What the model cannot do is mean anything by what it produces. It cannot have driven home in the rain from a friend's funeral last Thursday. It cannot have stood in the doorway of the room where a marriage ended and then sat down and tried to put four lines around it. It can simulate the sound of those experiences, beautifully sometimes, because it has been trained on a million records made by people who did live them. But the song the machine generates is a memorial to other people's lives, produced quickly. The song you write at three in the morning is a transmission from your own.

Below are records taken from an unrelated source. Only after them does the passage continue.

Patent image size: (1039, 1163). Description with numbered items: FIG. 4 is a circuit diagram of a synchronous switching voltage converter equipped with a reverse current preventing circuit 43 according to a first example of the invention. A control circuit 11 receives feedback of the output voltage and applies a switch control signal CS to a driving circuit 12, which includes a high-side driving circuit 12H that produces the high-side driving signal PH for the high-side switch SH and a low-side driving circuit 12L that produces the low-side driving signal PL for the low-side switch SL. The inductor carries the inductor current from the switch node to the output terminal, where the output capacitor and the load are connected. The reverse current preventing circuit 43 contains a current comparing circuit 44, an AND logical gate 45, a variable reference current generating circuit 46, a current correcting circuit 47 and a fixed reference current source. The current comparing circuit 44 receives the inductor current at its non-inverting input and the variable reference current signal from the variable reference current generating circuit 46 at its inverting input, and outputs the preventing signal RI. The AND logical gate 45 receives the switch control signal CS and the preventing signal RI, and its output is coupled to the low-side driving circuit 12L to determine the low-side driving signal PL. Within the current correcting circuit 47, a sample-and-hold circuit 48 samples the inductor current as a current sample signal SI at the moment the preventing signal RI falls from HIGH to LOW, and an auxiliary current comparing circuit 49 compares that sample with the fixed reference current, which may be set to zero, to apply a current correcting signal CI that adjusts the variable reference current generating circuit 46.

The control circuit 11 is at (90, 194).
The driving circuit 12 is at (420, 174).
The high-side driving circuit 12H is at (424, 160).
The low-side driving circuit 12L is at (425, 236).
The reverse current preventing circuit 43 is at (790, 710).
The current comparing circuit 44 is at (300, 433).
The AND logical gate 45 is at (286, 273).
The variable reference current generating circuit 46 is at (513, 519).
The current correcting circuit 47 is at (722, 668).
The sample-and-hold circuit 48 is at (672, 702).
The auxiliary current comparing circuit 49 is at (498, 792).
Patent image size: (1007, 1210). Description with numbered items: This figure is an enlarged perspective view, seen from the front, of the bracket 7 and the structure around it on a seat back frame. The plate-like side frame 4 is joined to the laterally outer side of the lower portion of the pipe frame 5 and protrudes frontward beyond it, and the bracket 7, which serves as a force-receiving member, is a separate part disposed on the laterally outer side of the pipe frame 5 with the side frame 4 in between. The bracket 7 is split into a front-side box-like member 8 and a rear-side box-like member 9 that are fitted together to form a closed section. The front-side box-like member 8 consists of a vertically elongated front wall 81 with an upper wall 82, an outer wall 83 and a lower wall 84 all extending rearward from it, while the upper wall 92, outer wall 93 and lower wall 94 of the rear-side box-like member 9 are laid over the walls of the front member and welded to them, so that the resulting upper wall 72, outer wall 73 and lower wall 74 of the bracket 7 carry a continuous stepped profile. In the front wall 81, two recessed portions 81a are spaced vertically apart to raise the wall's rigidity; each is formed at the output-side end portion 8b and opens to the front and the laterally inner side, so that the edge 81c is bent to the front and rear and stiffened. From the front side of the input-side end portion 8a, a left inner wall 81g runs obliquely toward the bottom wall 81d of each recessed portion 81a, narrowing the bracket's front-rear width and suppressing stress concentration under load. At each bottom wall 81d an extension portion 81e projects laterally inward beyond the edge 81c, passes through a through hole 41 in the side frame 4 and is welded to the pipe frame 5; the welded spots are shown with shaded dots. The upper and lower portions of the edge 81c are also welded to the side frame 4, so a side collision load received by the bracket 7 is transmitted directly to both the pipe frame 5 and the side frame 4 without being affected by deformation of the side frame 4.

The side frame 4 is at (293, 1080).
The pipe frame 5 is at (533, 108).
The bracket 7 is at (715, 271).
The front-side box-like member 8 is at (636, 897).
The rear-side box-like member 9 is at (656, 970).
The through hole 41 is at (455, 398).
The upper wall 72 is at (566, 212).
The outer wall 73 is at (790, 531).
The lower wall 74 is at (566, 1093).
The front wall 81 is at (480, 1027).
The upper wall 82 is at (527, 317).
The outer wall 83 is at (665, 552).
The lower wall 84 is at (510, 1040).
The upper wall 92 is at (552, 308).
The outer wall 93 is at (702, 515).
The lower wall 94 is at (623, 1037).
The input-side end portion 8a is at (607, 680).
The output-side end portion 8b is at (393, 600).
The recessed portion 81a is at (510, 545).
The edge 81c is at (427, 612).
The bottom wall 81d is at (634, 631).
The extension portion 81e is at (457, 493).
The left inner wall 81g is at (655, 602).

Holly Herndon has been honest about this in a way more songwriters could borrow from. Her work with Spawn, the vocal model she and Mat Dryhurst trained on her own voice, is openly collaborative — not a tool pretending to be a partner but a partner being treated as a tool. The disclosure is the point. The audience knows what they are hearing and consents to it, and the work is stronger for the clarity. The collapse, in this moment, will not come from honest collaboration. It will come from artists who try to launder machine work as their own and slowly stop being able to tell the difference between what they made and what was made for them.

The competitive question for every working musician now is the same one cabinetmakers and translators and illustrators have already been asked: which part of your work is the part the machine cannot do, and how much of your day is being spent there. Every artist still has access to the one resource the model does not have, which is a body in time, with a history, that has loved and lost and stood in specific rooms with specific people. The work has not stopped being possible. The work has stopped being optional.

A song that sounds like a song is now cheap and getting cheaper. A song that someone needed to write has not been automated and probably cannot be. The difference is small in the data and enormous in the room.